Providing assistive technology to learners doesn't always have to be expensive, complicated, or high-tech. In the following 2 case studies, I will be providing low-tech options to aid learners, with examples of tools, and links for more information.

Case Studies:

Learner # 2

The student is in Grade 9. She is reading at grade level, but her writing is illegible. She does not qualify for an SEA-funded device and her family cannot afford one. She needs to be able to write a page legibly.

Suggested AT to Support

  • Adaptive Pencil Grips and Holders

According to eSpecialNeeds.com, “Handwriting grips and holders help individuals with special needs write clearly and legibly. Individuals with fine motor skill problems typically struggle to maintain an adequate grip on pencils and other writing utensils. Using pencil grips and similar aids, they can achieve better hand positioning and movement while they write, resulting in improved handwriting.” 

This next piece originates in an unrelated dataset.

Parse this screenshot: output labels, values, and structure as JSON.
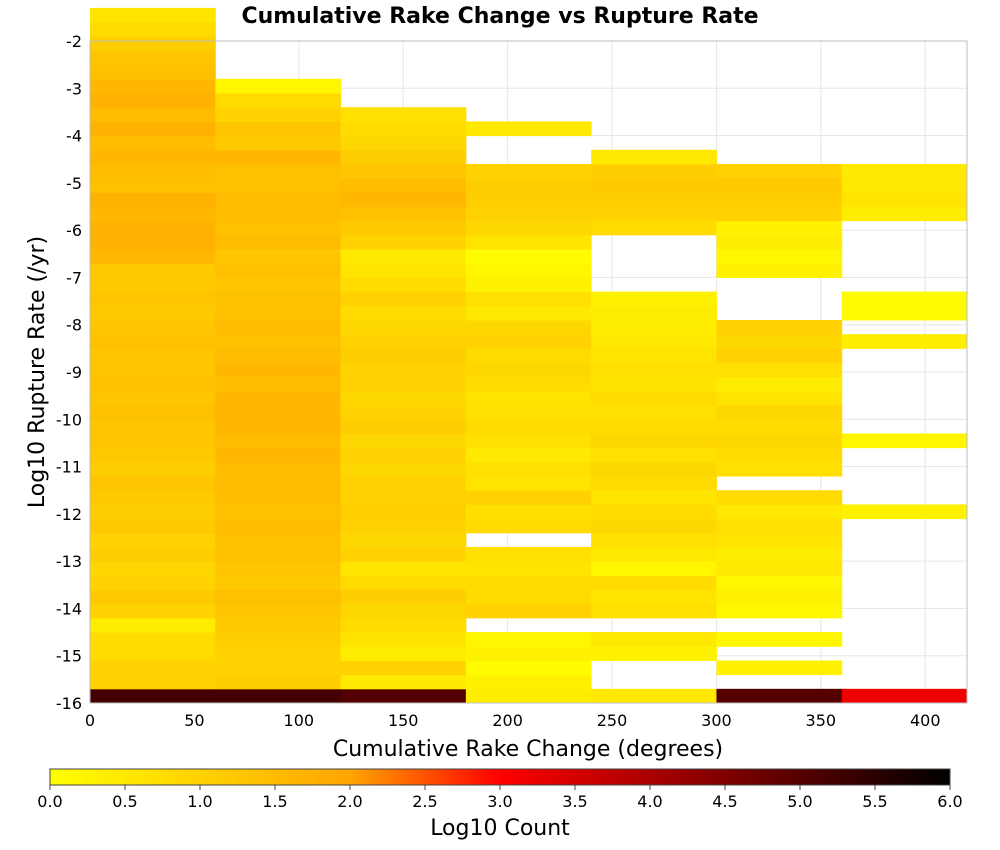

  • Full Writing Page Guide

Writing guides can help make printing more legible. MaxiAids.com advertises one which claims that "[students will] enjoy easier writing as the template guides [them], and those who are reading [their] letters and notes will appreciate the neater, clearer results!”

Screenshot (42).png
Screenshot (44).png

Learner # 4

Student is in Grade 7. They are having vision issues and are trying out prescription glasses for the first time. Recently, they have been struggling with organization because of their new visual challenges. They need to be able to keep an organized notebook and binder to be successful.

Suggested AT to Support

  • High-Contrast / Large Format / Clear Fonts

Print material in high-contrast, large format (if magnification helps) with clear easy to read fonts can be helpful for students with visual impairments. 

In an article titled "My Eight Favorite Free Fonts for Print Disabilities," Veroniiiica informs readers of the importance of font choice. Her list of 8 are as follows: 

  1. Arial

  2. Helvetica

  3. Bebas Neue

  4. Calibri

  5. APHont

  6. Comic Sans

  7. Lavanderia

  8. OpenDyslexic

Fonts.jpg
  • Trays

Trays can be used to help define the student's work space as well as keep objects from rolling away. A "Hands ON" kit is also available through APH that is contains sturdy molded plastic trays with different dividers and sections to encourage sorting, categorizing and exploration. Lunch trays can be used to define space. Place the trays on shelf liner or stick nonskid pads to the back to minimize the tray sliding around the table surface.